Although the servers arrived with nearly perfect configurations, selecting cluster management software involved a longer period of trial and error for Schmitt. "We started off with Maui and Torque as the cluster software," he says, "and we have now settled on Moab, which has been a great product."
In addition to the PSSC Labs PowerWulf cluster servers, Schmitt added some existing server nodes with single-core AMD Opteron processors to create a free pool of computing resources for the engineering, physics, and chemistry students. "We share the cluster's resources with the rest of the community," he says. "We have a buy-in process where these other departments actually purchase hardware nodes and get four years of access to the cluster. But there's always enough performance left over for the genetics jobs."
Students and professors in the Computational Genetics Lab develop and run their own applications using standard tools such as C++, FORTRAN, Perl, Python, and Java. Students from the engineering, physics and chemistry departments use applications such as Fluent (a computational fluid dynamics tool), EMAN (a set of image/volume processing tools that perform single particle reconstructions to determine the 3- dimensional structures of molecules), and MatLab (a high-level technical computing language and interactive environment for algorithm development, data visualization, data analysis, and numerical computation).
As manager of the cluster, Schmitt also developed a web site that shows current utilization and usage information and facilitates scheduling to minimize request calls from potential users. The web site (http://discovery.dartmouth.edu) is open to anyone who wants to know more about the DISCOVERY cluster.
IMPACT
The performance and reliability of the PSSC Labs PowerWulf cluster servers have been
outstanding, and the cluster now supports major projects in cancer research as well as
other disciplines. "Students can now use hundreds of processors to handle a
computationally-intensive problem or to process 26 gigabytes of data in a few days
when it would have taken a year or more on a single system," says Schmitt.
In addition, InfiniBand's low latency server interconnects are also delivering fast results. "We have a user who saw a 70 percent improvement in processing speed on a job due to the InfiniBand interconnect," says Schmitt.

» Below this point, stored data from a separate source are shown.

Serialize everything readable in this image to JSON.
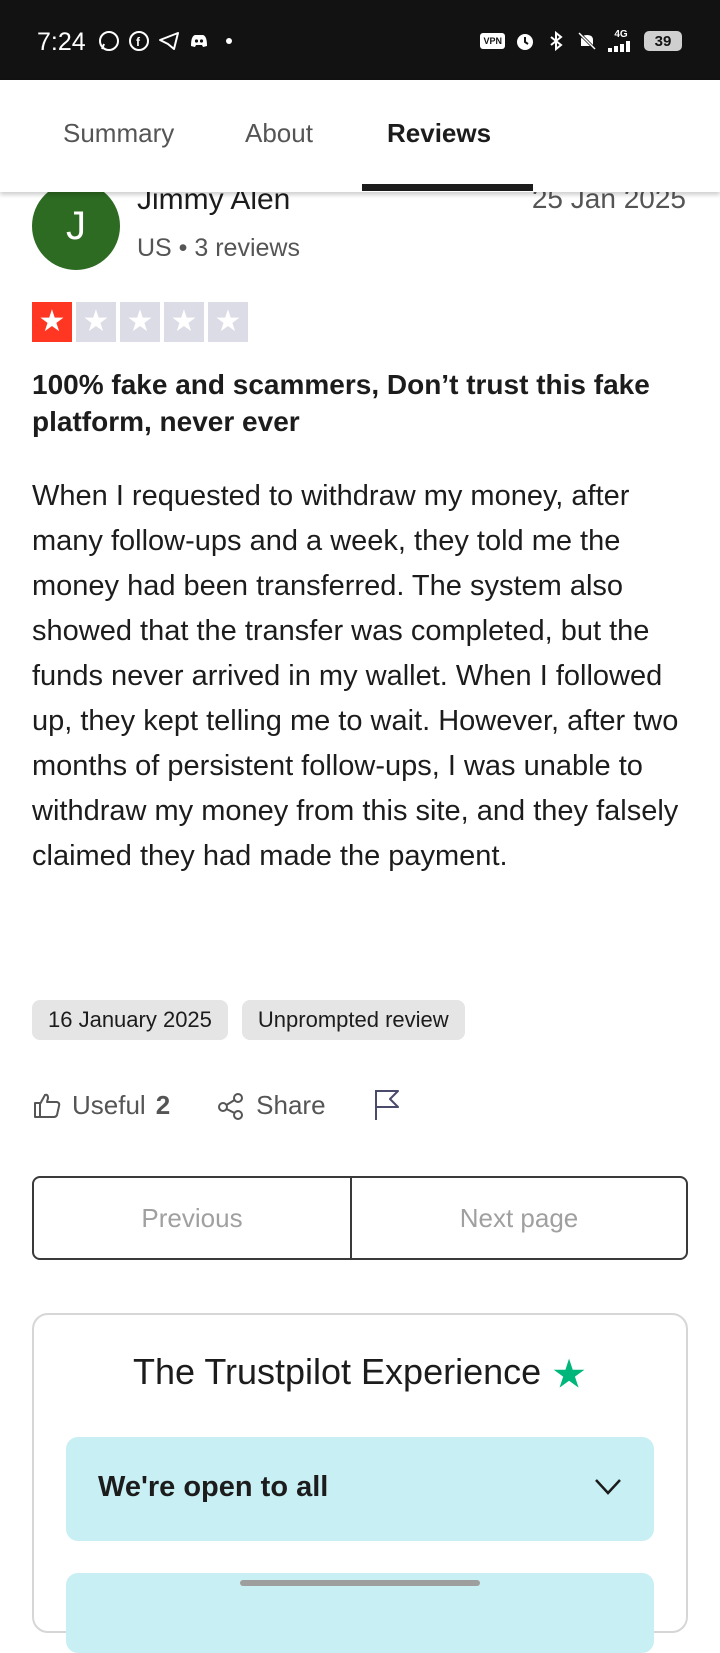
{
  "status_bar": {
    "time": "7:24",
    "left_icons": [
      "whatsapp-icon",
      "facebook-icon",
      "telegram-icon",
      "discord-icon",
      "dot-icon"
    ],
    "right_icons": [
      "vpn-icon",
      "alarm-icon",
      "bluetooth-icon",
      "mute-icon",
      "signal-icon"
    ],
    "vpn_label": "VPN",
    "network_label": "4G",
    "battery": "39"
  },
  "tabs": {
    "items": [
      {
        "label": "Summary",
        "active": false
      },
      {
        "label": "About",
        "active": false
      },
      {
        "label": "Reviews",
        "active": true
      }
    ]
  },
  "review": {
    "avatar_initial": "J",
    "avatar_color": "#2d6a22",
    "name": "Jimmy Alen",
    "meta": "US • 3 reviews",
    "date": "25 Jan 2025",
    "rating": 1,
    "max_rating": 5,
    "title": "100% fake and scammers, Don’t trust this fake platform, never ever",
    "body": "When I requested to withdraw my money, after many follow-ups and a week, they told me the money had been transferred. The system also showed that the transfer was completed, but the funds never arrived in my wallet. When I followed up, they kept telling me to wait. However, after two months of persistent follow-ups, I was unable to withdraw my money from this site, and they falsely claimed they had made the payment.",
    "experience_date": "16 January 2025",
    "review_type": "Unprompted review",
    "useful_label": "Useful",
    "useful_count": "2",
    "share_label": "Share"
  },
  "pagination": {
    "previous": "Previous",
    "next": "Next page"
  },
  "trustpilot_experience": {
    "title": "The Trustpilot Experience",
    "accordion_item": "We're open to all"
  },
  "colors": {
    "star_filled": "#ff3722",
    "star_empty": "#dcdce6",
    "accordion_bg": "#c8eff3",
    "brand_green": "#00b67a"
  }
}
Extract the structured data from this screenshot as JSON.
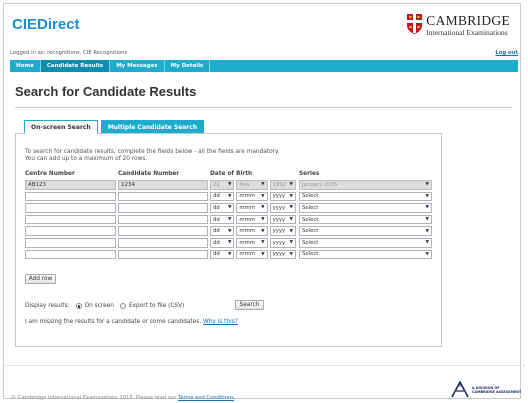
{
  "header": {
    "brand_cie": "CIE",
    "brand_direct": "Direct",
    "logo_name": "CAMBRIDGE",
    "logo_sub": "International Examinations"
  },
  "login": {
    "text": "Logged in as: recognitions, CIE Recognitions",
    "logout": "Log out"
  },
  "nav": {
    "items": [
      {
        "label": "Home"
      },
      {
        "label": "Candidate Results"
      },
      {
        "label": "My Messages"
      },
      {
        "label": "My Details"
      }
    ],
    "active": "Candidate Results"
  },
  "page_title": "Search for Candidate Results",
  "tabs": {
    "on_screen": "On-screen Search",
    "multiple": "Multiple Candidate Search"
  },
  "intro": {
    "line1": "To search for candidate results, complete the fields below - all the fields are mandatory.",
    "line2": "You can add up to a maximum of 20 rows."
  },
  "columns": {
    "centre": "Centre Number",
    "candidate": "Candidate Number",
    "dob": "Date of Birth",
    "series": "Series"
  },
  "rows": [
    {
      "centre": "AB123",
      "candidate": "1234",
      "dd": "22",
      "mm": "Nov",
      "yy": "1992",
      "series": "January 2005",
      "filled": true
    },
    {
      "centre": "",
      "candidate": "",
      "dd": "dd",
      "mm": "mmm",
      "yy": "yyyy",
      "series": "Select",
      "filled": false
    },
    {
      "centre": "",
      "candidate": "",
      "dd": "dd",
      "mm": "mmm",
      "yy": "yyyy",
      "series": "Select",
      "filled": false
    },
    {
      "centre": "",
      "candidate": "",
      "dd": "dd",
      "mm": "mmm",
      "yy": "yyyy",
      "series": "Select",
      "filled": false
    },
    {
      "centre": "",
      "candidate": "",
      "dd": "dd",
      "mm": "mmm",
      "yy": "yyyy",
      "series": "Select",
      "filled": false
    },
    {
      "centre": "",
      "candidate": "",
      "dd": "dd",
      "mm": "mmm",
      "yy": "yyyy",
      "series": "Select",
      "filled": false
    },
    {
      "centre": "",
      "candidate": "",
      "dd": "dd",
      "mm": "mmm",
      "yy": "yyyy",
      "series": "Select",
      "filled": false
    }
  ],
  "add_row": "Add row",
  "display": {
    "label": "Display results:",
    "on_screen": "On screen",
    "export": "Export to file (CSV)",
    "selected": "on_screen"
  },
  "search_button": "Search",
  "missing": {
    "text": "I am missing the results for a candidate or some candidates.",
    "link": "Why is this?"
  },
  "footer": {
    "text": "© Cambridge International Examinations 2015. Please read our",
    "link": "Terms and Conditions",
    "end": "."
  },
  "colors": {
    "accent": "#1eaccc",
    "brand": "#1b8fd6"
  },
  "icons": {
    "shield": "cambridge-shield-icon",
    "ucles": "ucles-logo-icon",
    "dropdown": "chevron-down-icon"
  }
}
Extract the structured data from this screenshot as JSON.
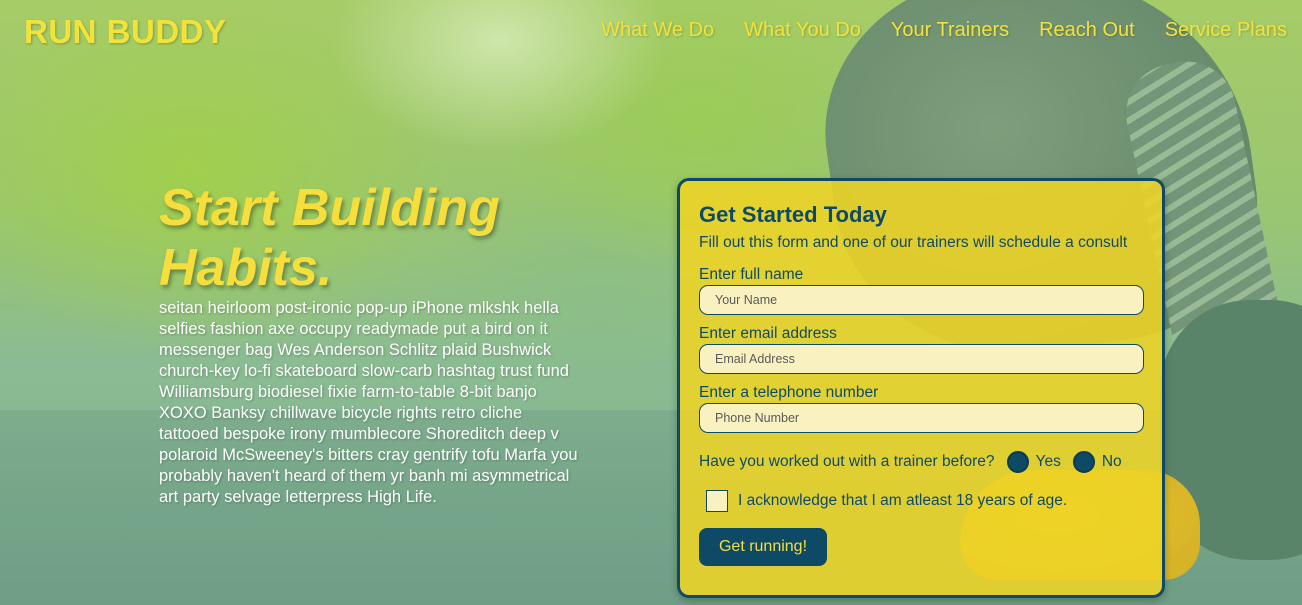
{
  "header": {
    "logo": "RUN BUDDY",
    "nav": [
      {
        "label": "What We Do"
      },
      {
        "label": "What You Do"
      },
      {
        "label": "Your Trainers"
      },
      {
        "label": "Reach Out"
      },
      {
        "label": "Service Plans"
      }
    ]
  },
  "hero": {
    "title_line1": "Start Building",
    "title_line2": "Habits.",
    "body": "seitan heirloom post-ironic pop-up iPhone mlkshk hella selfies fashion axe occupy readymade put a bird on it messenger bag Wes Anderson Schlitz plaid Bushwick church-key lo-fi skateboard slow-carb hashtag trust fund Williamsburg biodiesel fixie farm-to-table 8-bit banjo XOXO Banksy chillwave bicycle rights retro cliche tattooed bespoke irony mumblecore Shoreditch deep v polaroid McSweeney's bitters cray gentrify tofu Marfa you probably haven't heard of them yr banh mi asymmetrical art party selvage letterpress High Life."
  },
  "form": {
    "title": "Get Started Today",
    "subtitle": "Fill out this form and one of our trainers will schedule a consult",
    "name": {
      "label": "Enter full name",
      "placeholder": "Your Name",
      "value": ""
    },
    "email": {
      "label": "Enter email address",
      "placeholder": "Email Address",
      "value": ""
    },
    "phone": {
      "label": "Enter a telephone number",
      "placeholder": "Phone Number",
      "value": ""
    },
    "trainer_question": "Have you worked out with a trainer before?",
    "options": [
      {
        "label": "Yes"
      },
      {
        "label": "No"
      }
    ],
    "acknowledge": "I acknowledge that I am atleast 18 years of age.",
    "submit": "Get running!"
  },
  "colors": {
    "accent_yellow": "#f3e23a",
    "navy": "#0e4a66",
    "card_bg": "#eed426"
  }
}
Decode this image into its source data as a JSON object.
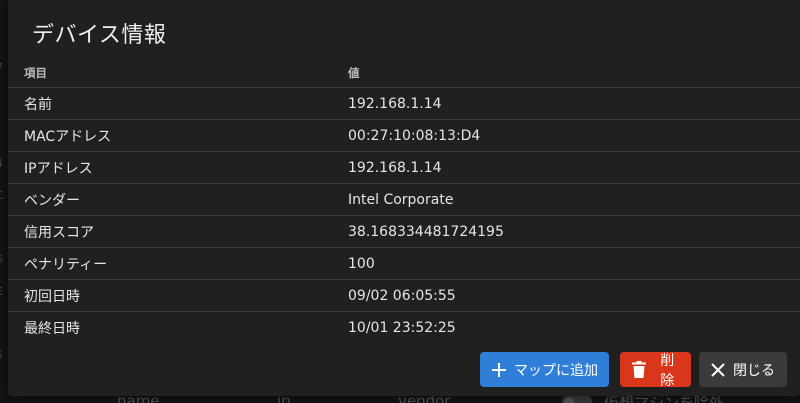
{
  "background": {
    "columns": [
      "name",
      "ip",
      "vendor"
    ],
    "exclude_vm_label": "仮想マシンを除外",
    "edge_chars": [
      ":",
      "7",
      ":",
      ":",
      "4",
      "C",
      ":",
      "6",
      "E",
      ":",
      "5"
    ]
  },
  "dialog": {
    "title": "デバイス情報",
    "headers": {
      "item": "項目",
      "value": "値"
    },
    "rows": [
      {
        "label": "名前",
        "value": "192.168.1.14"
      },
      {
        "label": "MACアドレス",
        "value": "00:27:10:08:13:D4"
      },
      {
        "label": "IPアドレス",
        "value": "192.168.1.14"
      },
      {
        "label": "ベンダー",
        "value": "Intel Corporate"
      },
      {
        "label": "信用スコア",
        "value": "38.168334481724195"
      },
      {
        "label": "ペナリティー",
        "value": "100"
      },
      {
        "label": "初回日時",
        "value": "09/02 06:05:55"
      },
      {
        "label": "最終日時",
        "value": "10/01 23:52:25"
      }
    ],
    "buttons": {
      "add_to_map": "マップに追加",
      "delete": "削除",
      "close": "閉じる"
    }
  },
  "colors": {
    "primary": "#2f7fd8",
    "danger": "#d9361b",
    "neutral": "#3a3a3a",
    "dialog_bg": "#202020"
  },
  "icons": {
    "add": "plus-icon",
    "delete": "trash-icon",
    "close": "close-icon"
  }
}
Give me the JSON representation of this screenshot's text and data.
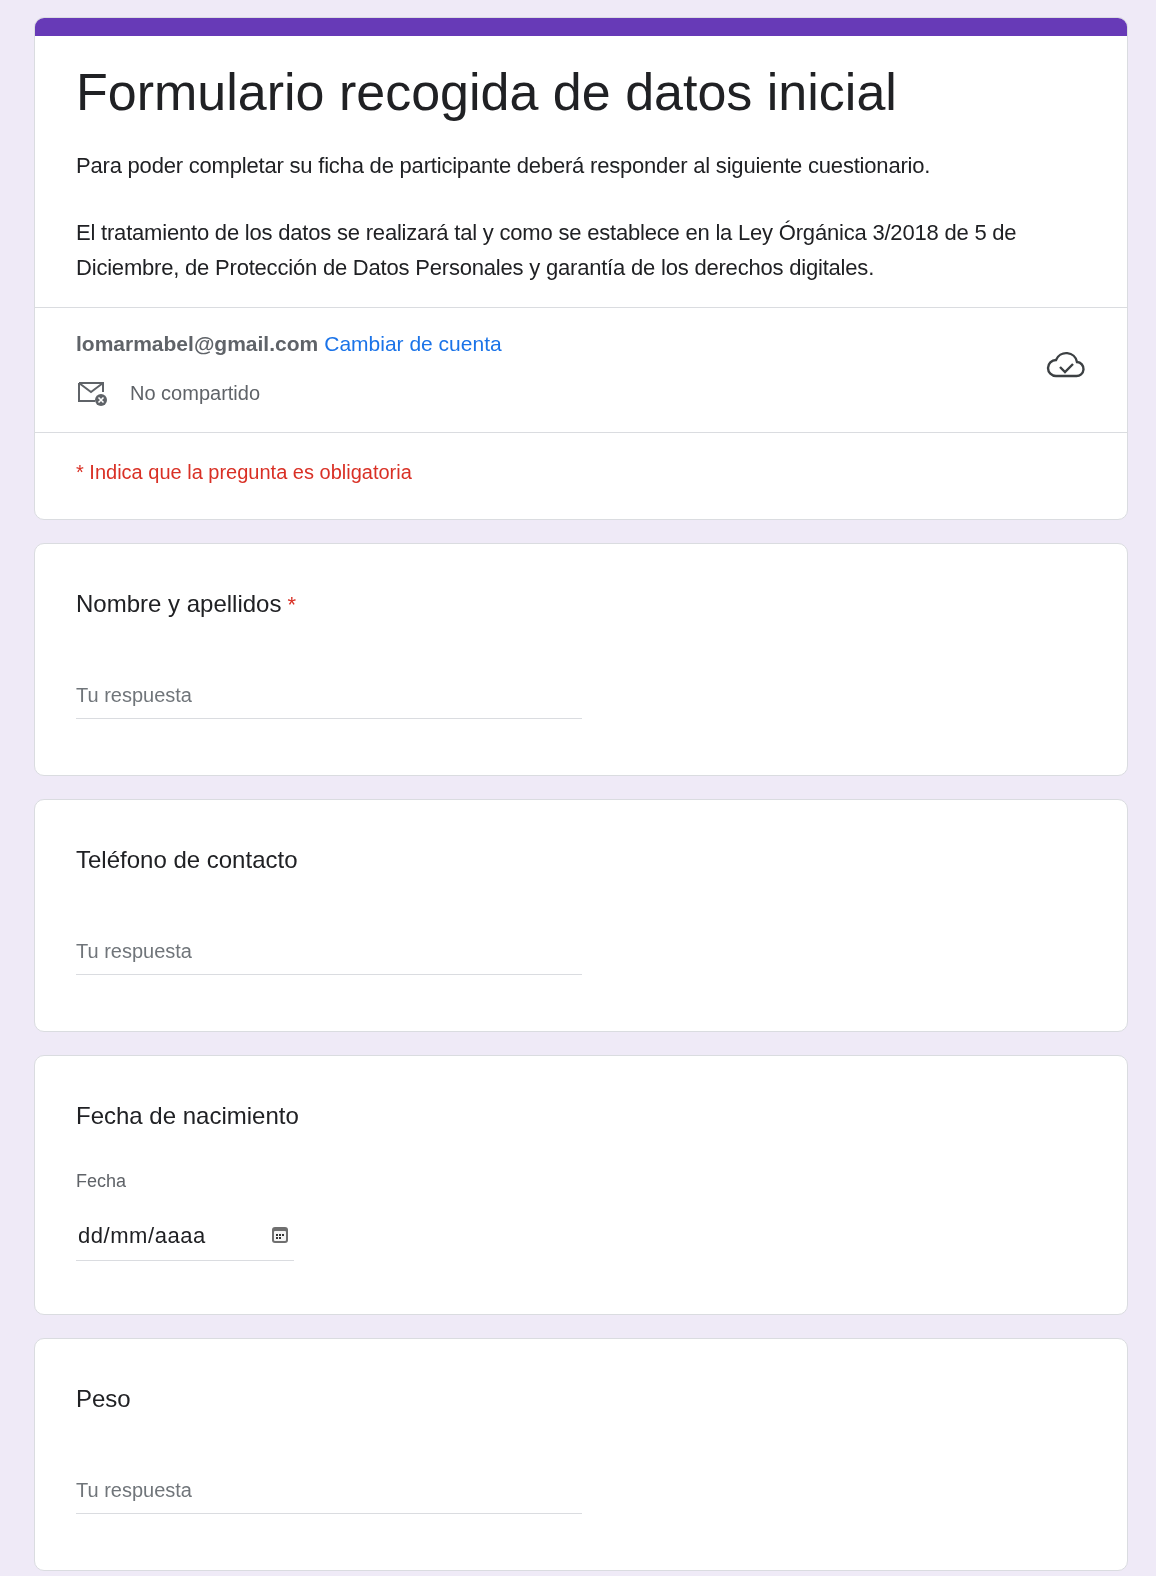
{
  "header": {
    "title": "Formulario recogida de datos inicial",
    "description": [
      "Para poder completar su ficha de participante deberá responder al siguiente cuestionario.",
      "El tratamiento de los datos se realizará tal y como se establece en la Ley Órgánica 3/2018 de 5 de Diciembre, de Protección de Datos Personales y garantía de los derechos digitales."
    ],
    "account": {
      "email": "lomarmabel@gmail.com",
      "switch_link": "Cambiar de cuenta",
      "sharing": "No compartido"
    },
    "required_note": "* Indica que la pregunta es obligatoria"
  },
  "questions": [
    {
      "kind": "text",
      "title": "Nombre y apellidos",
      "required_mark": "*",
      "placeholder": "Tu respuesta"
    },
    {
      "kind": "text",
      "title": "Teléfono de contacto",
      "placeholder": "Tu respuesta"
    },
    {
      "kind": "date",
      "title": "Fecha de nacimiento",
      "field_label": "Fecha",
      "value": "dd/mm/aaaa"
    },
    {
      "kind": "text",
      "title": "Peso",
      "placeholder": "Tu respuesta"
    }
  ]
}
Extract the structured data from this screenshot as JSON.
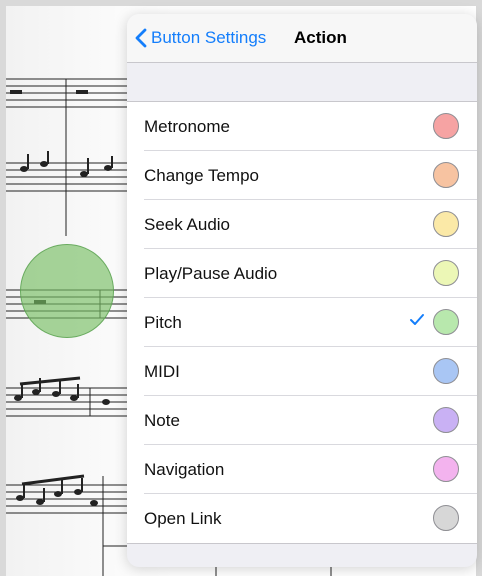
{
  "nav": {
    "back_label": "Button Settings",
    "title": "Action"
  },
  "colors": {
    "accent": "#147efb",
    "touch_circle": "#78be64"
  },
  "actions": [
    {
      "label": "Metronome",
      "color": "#f6a3a3",
      "selected": false
    },
    {
      "label": "Change Tempo",
      "color": "#f7c3a1",
      "selected": false
    },
    {
      "label": "Seek Audio",
      "color": "#fbe9a7",
      "selected": false
    },
    {
      "label": "Play/Pause Audio",
      "color": "#ecf7b6",
      "selected": false
    },
    {
      "label": "Pitch",
      "color": "#b8e8ad",
      "selected": true
    },
    {
      "label": "MIDI",
      "color": "#a9c6f4",
      "selected": false
    },
    {
      "label": "Note",
      "color": "#c9b1f4",
      "selected": false
    },
    {
      "label": "Navigation",
      "color": "#f3b3ee",
      "selected": false
    },
    {
      "label": "Open Link",
      "color": "#d7d7d7",
      "selected": false
    }
  ],
  "icons": {
    "back": "chevron-left-icon",
    "selected": "checkmark-icon"
  }
}
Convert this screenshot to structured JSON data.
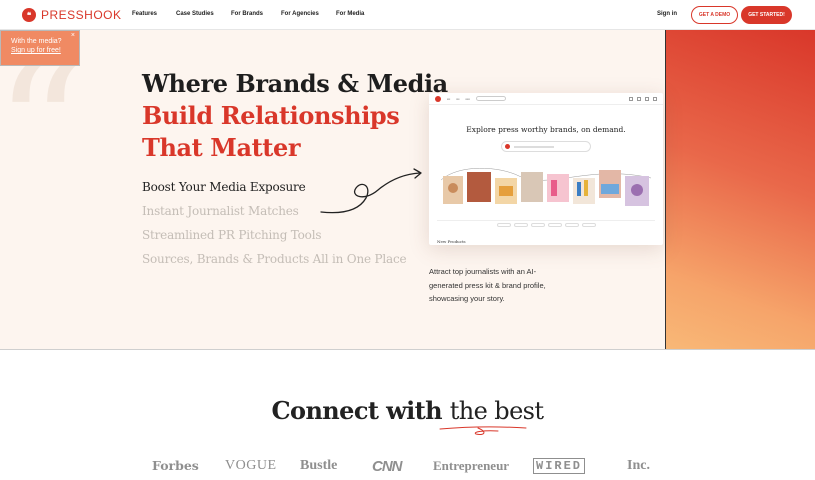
{
  "nav": {
    "brand": "PRESSHOOK",
    "links": [
      "Features",
      "Case Studies",
      "For Brands",
      "For Agencies",
      "For Media"
    ],
    "signin": "Sign in",
    "demo_label": "GET A DEMO",
    "start_label": "GET STARTED!"
  },
  "toast": {
    "line1": "With the media?",
    "line2": "Sign up for free!",
    "close": "×"
  },
  "hero": {
    "headline_line1": "Where Brands & Media",
    "headline_line2": "Build Relationships",
    "headline_line3": "That Matter",
    "benefits": [
      "Boost Your Media Exposure",
      "Instant Journalist Matches",
      "Streamlined PR Pitching Tools",
      "Sources, Brands & Products All in One Place"
    ],
    "mockup_title": "Explore press worthy brands, on demand.",
    "mockup_footer": "New Products",
    "caption": "Attract top journalists with an AI-generated press kit & brand profile, showcasing your story."
  },
  "connect": {
    "prefix": "Connect with",
    "emphasis": "the best"
  },
  "press_logos": [
    "Forbes",
    "VOGUE",
    "Bustle",
    "CNN",
    "Entrepreneur",
    "WIRED",
    "Inc."
  ],
  "colors": {
    "brand_red": "#d9372a",
    "hero_bg": "#fdf5ef",
    "toast_bg": "#f08a63"
  }
}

Although the PowerWulf cluster started with 25 dual-core nodes in 2005, Schmitt added dozens of nodes during 2006 to bring the cluster to its current total of 328 processor cores. For the future, he wants to increase the number of processing cores. "When Quad-Core AMD Opteron processors come out, we will replace our dual-core units as they reach their end-of-life cycles," says Schmitt. "We want to get to 500 CPUs within the next two years, and the only way we're going to get there in the space available is to use quad-core CPUs." Fortunately, the sophisticated power management capabilities of the AMD Opteron processor will allow Schmitt and his team to upgrade to Quad-Core AMD Opteron processors without linear increases in power requirements. Throughout the cluster's development, PSSC Labs has provided highly responsive support. "We get very excellent turnaround on our service requests, and we can always ship a system back to them if it's a big problem," says Schmitt.
By relying on AMD processor performance and PSSC Labs' deep knowledge of educational and scientific computing clusters, Peter Schmitt and the Dartmouth Computational Genetics Laboratory have built a truly scalable community resource that is helping speed the advance of medical science.